Horreur vacui

Perec

‘Avoided: On Georges Perec’ by Eric Beck Rubin.

Georges Perec’s E-less book is not mere linguistic prestidigitation. While a number of early readers reportedly missed the absence of the E, missed the clue in the protagonist’s name, and did not read into the fact that Mr Vowl had “disappeared,” for those who do see the missing E, it begins to be all they see. Words are read one by one then double-checked. Incredulity mounts. The E that is nowhere in La Disparition turns out to be everywhere. Many talk about making absence present. Perec never talks about it. He does it.

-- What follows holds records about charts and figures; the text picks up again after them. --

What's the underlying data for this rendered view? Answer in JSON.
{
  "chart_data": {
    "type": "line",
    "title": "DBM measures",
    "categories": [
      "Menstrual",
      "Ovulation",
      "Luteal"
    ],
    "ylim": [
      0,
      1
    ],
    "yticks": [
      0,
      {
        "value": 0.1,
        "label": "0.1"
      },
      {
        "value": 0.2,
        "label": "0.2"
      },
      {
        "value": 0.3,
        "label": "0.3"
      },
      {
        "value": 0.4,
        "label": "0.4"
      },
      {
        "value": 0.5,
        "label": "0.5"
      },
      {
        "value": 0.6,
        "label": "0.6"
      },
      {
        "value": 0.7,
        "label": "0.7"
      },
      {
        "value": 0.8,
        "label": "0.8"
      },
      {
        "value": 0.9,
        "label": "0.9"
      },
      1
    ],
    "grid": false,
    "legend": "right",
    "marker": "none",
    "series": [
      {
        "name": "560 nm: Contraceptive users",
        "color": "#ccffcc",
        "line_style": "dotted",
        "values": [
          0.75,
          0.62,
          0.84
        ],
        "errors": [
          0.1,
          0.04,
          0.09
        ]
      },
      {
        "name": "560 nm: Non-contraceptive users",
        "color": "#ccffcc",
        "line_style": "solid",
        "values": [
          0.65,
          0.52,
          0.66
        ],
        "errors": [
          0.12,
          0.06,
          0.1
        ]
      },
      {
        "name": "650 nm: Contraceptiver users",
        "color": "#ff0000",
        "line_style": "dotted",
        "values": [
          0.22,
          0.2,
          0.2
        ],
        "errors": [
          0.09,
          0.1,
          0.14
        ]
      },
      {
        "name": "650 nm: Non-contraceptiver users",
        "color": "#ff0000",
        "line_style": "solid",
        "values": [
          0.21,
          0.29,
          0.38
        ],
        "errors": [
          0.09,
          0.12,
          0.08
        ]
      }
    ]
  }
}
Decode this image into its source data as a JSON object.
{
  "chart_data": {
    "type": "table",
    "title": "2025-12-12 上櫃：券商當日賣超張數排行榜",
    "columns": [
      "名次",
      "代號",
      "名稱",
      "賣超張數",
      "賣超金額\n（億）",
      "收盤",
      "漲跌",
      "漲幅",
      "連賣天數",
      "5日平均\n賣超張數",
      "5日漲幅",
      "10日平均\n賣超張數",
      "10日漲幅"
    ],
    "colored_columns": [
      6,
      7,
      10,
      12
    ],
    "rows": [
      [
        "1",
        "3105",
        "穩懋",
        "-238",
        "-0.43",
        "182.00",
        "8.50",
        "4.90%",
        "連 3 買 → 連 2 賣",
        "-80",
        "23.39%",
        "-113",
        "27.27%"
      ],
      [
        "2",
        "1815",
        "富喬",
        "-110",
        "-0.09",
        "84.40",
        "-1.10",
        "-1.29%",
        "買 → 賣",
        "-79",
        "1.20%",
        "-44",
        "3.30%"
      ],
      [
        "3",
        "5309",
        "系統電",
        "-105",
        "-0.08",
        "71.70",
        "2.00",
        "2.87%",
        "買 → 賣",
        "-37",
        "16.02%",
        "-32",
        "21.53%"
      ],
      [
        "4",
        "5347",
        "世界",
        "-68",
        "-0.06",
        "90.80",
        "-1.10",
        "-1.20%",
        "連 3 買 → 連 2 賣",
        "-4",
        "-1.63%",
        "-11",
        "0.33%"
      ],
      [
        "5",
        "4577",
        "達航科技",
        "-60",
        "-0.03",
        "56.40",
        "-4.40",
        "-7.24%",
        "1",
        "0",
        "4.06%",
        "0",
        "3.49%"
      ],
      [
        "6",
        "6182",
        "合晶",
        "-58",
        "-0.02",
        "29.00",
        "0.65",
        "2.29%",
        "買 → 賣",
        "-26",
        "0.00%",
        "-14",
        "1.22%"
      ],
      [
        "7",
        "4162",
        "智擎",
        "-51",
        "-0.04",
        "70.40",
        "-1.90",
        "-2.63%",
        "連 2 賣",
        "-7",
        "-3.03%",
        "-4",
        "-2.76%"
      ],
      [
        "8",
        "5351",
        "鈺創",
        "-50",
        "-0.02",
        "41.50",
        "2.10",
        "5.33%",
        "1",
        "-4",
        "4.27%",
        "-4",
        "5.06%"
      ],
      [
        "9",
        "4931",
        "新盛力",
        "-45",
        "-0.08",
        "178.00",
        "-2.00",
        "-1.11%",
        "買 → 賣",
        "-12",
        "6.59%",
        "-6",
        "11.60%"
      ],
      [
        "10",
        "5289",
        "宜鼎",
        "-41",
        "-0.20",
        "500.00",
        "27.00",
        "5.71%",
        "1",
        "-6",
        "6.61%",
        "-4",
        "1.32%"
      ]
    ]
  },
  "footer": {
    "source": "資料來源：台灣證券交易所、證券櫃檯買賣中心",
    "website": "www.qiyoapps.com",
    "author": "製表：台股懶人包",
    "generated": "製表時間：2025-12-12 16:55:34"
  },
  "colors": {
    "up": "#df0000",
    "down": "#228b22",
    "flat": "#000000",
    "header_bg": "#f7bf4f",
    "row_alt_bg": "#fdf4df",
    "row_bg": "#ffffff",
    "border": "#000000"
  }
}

Perec often said he never wanted to produce the same kind of written work more than once, and in formal terms he never did. How could you replicate an experiment like “Two Hundred and Forty-three Postcards in Real Color,” which arranges the basic elements of a holiday postcard (At the hotel, Lovely weather, Food is good, Loads of friends, Kissy-wissies, etc.) in 243 combinations? Or write a sequel to a novel like Things, a systematic accounting of all objects in the apartment of a young bourgeois couple? Or return to the form of the palindrome after having written two 500-word palindromes that, back-to-back, make a 1,000 word palindrome (the world’s longest), where the meaning of the first half of the message is reversed by the meaning of the second half?

Perec’s variety of form, however, can only temporarily distract the reader from his maniacal focus on one and only one subject: the void. Like its cosmological incarnation, the black hole, the void turns all light into darkness by taking in everything and making it into nothing. It is not satisfied until it brings the universe under its reign.